By Angela Carter, with permission from Calypso Communications

I recently was asked to participate in a local, non-profit, education-focused board of directors. I was thrilled at the opportunity to make a difference in my own community; after all, education—from funding to curriculum—is a problem in greater New England, heck, throughout the country.

At first blush, I was impressed by the list of board members all involved in moving this non-profit’s mission forward. The board already secured a significant funding donation, is planning a large event to continue its fundraising, and has begun delivering its mission—all good. Right?

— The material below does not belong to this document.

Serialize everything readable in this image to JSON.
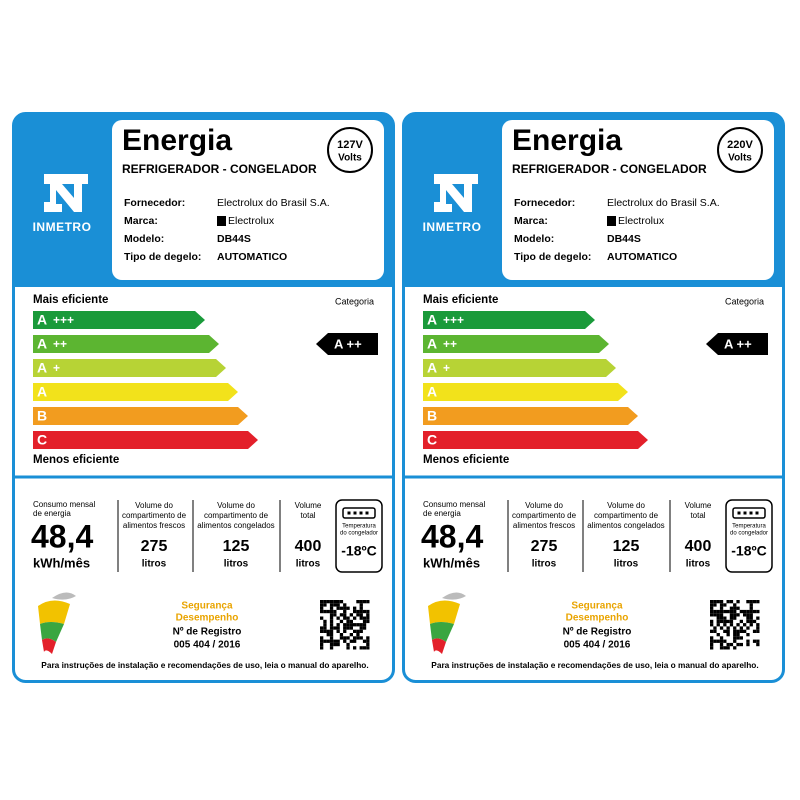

After my first meeting, it was clear. Not all those at the table were on the same page with regard to the organizational message and priorities or individual board member roles and responsibilities. They agreed upon and understood the mission, but differed in opinions on how to achieve the mission. In my opinion, the board was composed largely of visionaries, with only one or two do-ers.

I work with many non-profit boards, some highly functioning, others only serving in an advisory role. In the beginning stages of either type of board, it is critical to get the members and staff working together with a clear understanding of expectations

I like Kathy Bremer’s comprehensive outline on the Seven Habits of a Highly Functioning Board. In it, she clearly itemizes good habits for boards to adopt.

She starts by getting the board members invested and finishes with a call for consistent reviews of documents, systems, policies, and even members. What I like most, the habits appeal to dual personalities, do-ers, and thinkers.

The do-ers—the results-driven folks—are given clear steps on moving to action with goal setting, mapping, plan development. Meanwhile, the habits allow visionaries time to reflect and put on their creative thinking caps, moving away from the day-to-day and focusing on the future.

Do you participate on a non-profit board of directors? What do you find critical?